Six months of exposure will bring results on average of 72% while one year of baby-making will bring the number to approximately 85% and two years of trying to conceive reaches near 93%. If you are over 35, simply divide the above numbers in half. These are still great numbers!

photo/Alan Bruce

Let’s talk eggs!

Now, for a bit of information on the life-span of “the egg”–viable and non-viable.

Studies also show a female embryo in the womb of her mother at only 4-5 months has between 6-7 million eggs also called or referred to as “oocytes“, dropping down to 1-2 million by birth. Puberty brings this number down to 300,000 – 500,000.

The menstrual cycle claims several hundred more over the decades of normal periods and by the time a women reaches her mid to late 30′s some studies indicate the number drops to a mere 25,000 eggs remaining in her ovaries.

Once into her 40′s, another study suggests she may have approximately 1.5 % of her original supply remaining.
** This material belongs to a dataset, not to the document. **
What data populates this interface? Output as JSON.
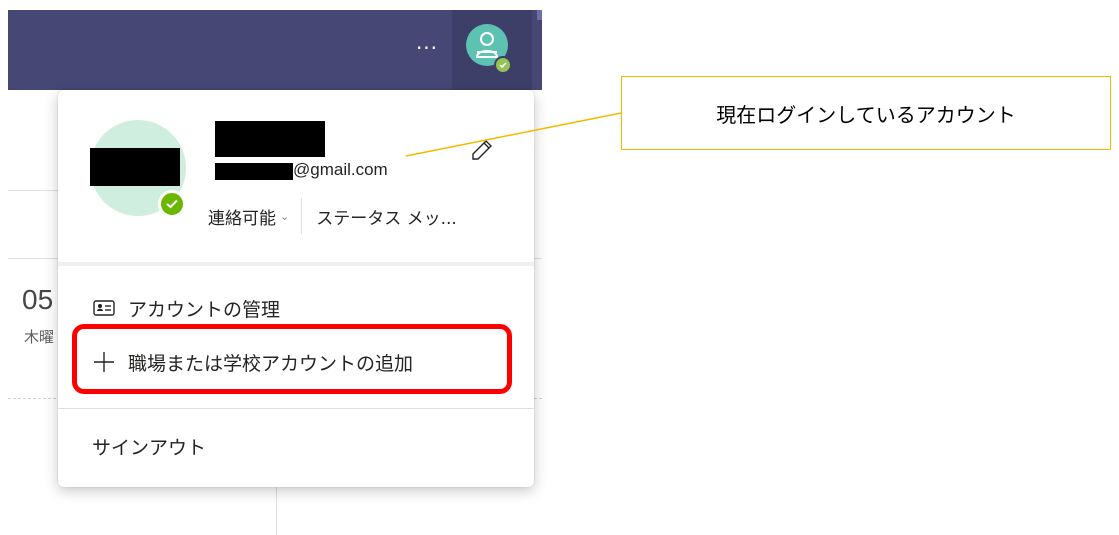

Regardless of which study you choose to agree with, there are usually plenty left after age 35 to consider the odds favorable – possibly between 25,000 and 90,000. Beyond all of this, eggs are also lost through natural cell death, as well.

Throughout the life span of a woman’s eggs the number of genetically viable ones naturally decreases with age and the proper distribution of the genetic contents may be lost or uncertain. Of the genetically abnormal pregnancies, most go on to miscarry in the first or second trimester of pregnancy and of the women who are over 35, there is even a higher risk of miscarriage with normal and/or abnormal pregnancies and several studies suggest women over 40 have a 1 in 3 or 4 chance of miscarriage.
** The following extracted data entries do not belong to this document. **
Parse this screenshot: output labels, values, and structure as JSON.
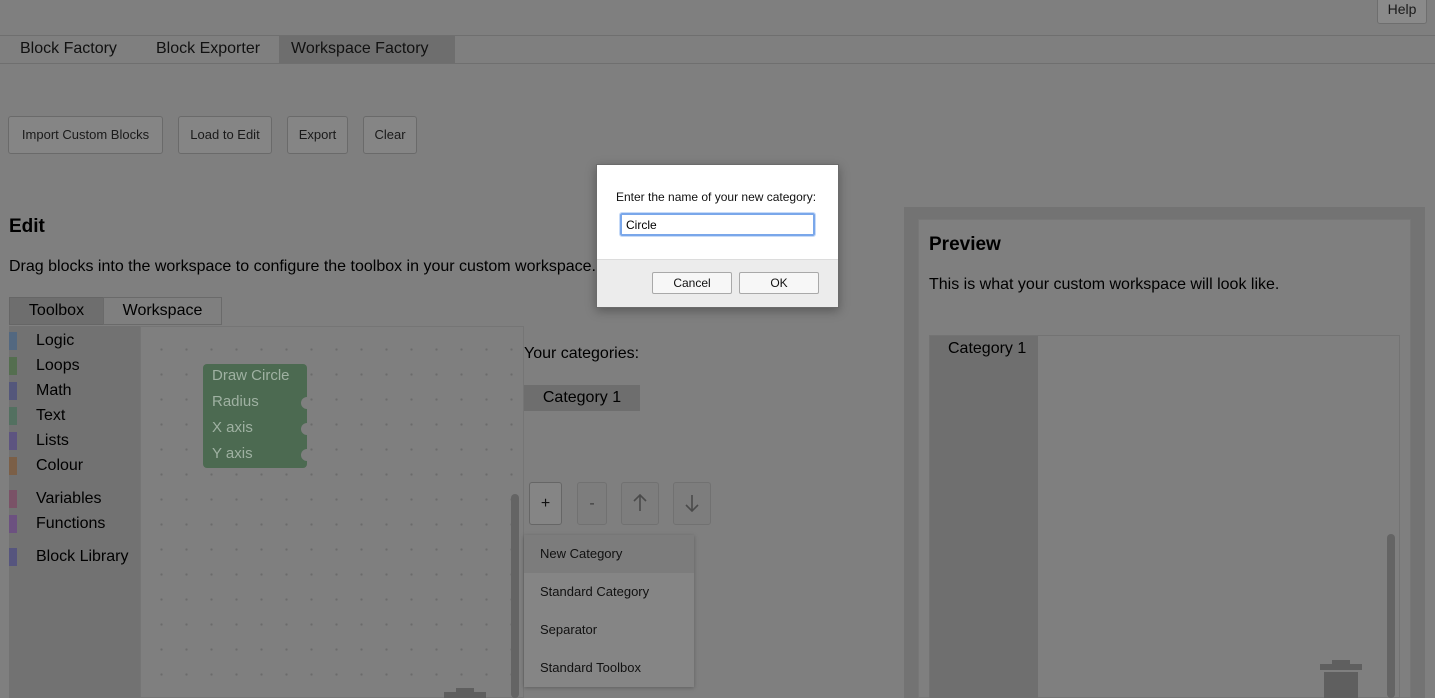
{
  "header": {
    "help_label": "Help"
  },
  "tabs": [
    {
      "label": "Block Factory",
      "active": false
    },
    {
      "label": "Block Exporter",
      "active": false
    },
    {
      "label": "Workspace Factory",
      "active": true
    }
  ],
  "actions": {
    "import": "Import Custom Blocks",
    "load": "Load to Edit",
    "export": "Export",
    "clear": "Clear"
  },
  "edit": {
    "title": "Edit",
    "description": "Drag blocks into the workspace to configure the toolbox in your custom workspace.",
    "subtabs": [
      "Toolbox",
      "Workspace"
    ],
    "categories": [
      {
        "label": "Logic",
        "color": "#536880"
      },
      {
        "label": "Loops",
        "color": "#546e4f"
      },
      {
        "label": "Math",
        "color": "#54577b"
      },
      {
        "label": "Text",
        "color": "#537060"
      },
      {
        "label": "Lists",
        "color": "#5d5480"
      },
      {
        "label": "Colour",
        "color": "#7b5f47"
      },
      {
        "label": "Variables",
        "color": "#7a5267"
      },
      {
        "label": "Functions",
        "color": "#6c5180"
      },
      {
        "label": "Block Library",
        "color": "#56557e"
      }
    ],
    "block": {
      "title": "Draw Circle",
      "inputs": [
        "Radius",
        "X axis",
        "Y axis"
      ]
    }
  },
  "categories_panel": {
    "heading": "Your categories:",
    "items": [
      "Category 1"
    ],
    "controls": {
      "add": "+",
      "remove": "-",
      "up": "↑",
      "down": "↓"
    },
    "menu": [
      "New Category",
      "Standard Category",
      "Separator",
      "Standard Toolbox"
    ]
  },
  "preview": {
    "title": "Preview",
    "description": "This is what your custom workspace will look like.",
    "category": "Category 1"
  },
  "dialog": {
    "message": "Enter the name of your new category:",
    "input_value": "Circle",
    "cancel": "Cancel",
    "ok": "OK"
  }
}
But do not dismay. Many women go on to eventually conceive and deliver healthy babies well into their 40′s.

Seek help. Find additional helpful information and explore adding prenatal supplements to your diet. Always speak to your physician.

There is a plethora of information and ideas, methods and suggestions you may want to ponder and consider utilizing…ovulation predictor kits, ovulation calendars, natural fertility boosters, fertility handbooks, healthy diets chocked-full of greens, pre-natal vitamins months in advance, basal thermometers, best suggested sexual positions to conceive, large quantities of water to keep the body well-hydrated, suggested exercise routines, books on healthy eating, homeopathic remedies, herbal teas, female infertility information, male infertility information, yoga and relaxation techniques, and all the “dos” the “don’ts” and the pitfalls and myths to take in stride all geared to help you get educated, do what is best for you and get pregnant.

And if need be, assisted reproductive technology (or ART) is available across the globe with outstanding results in many categories in this day and age. Much scientific and medical advancement are being developed and cultivated on a regular basis.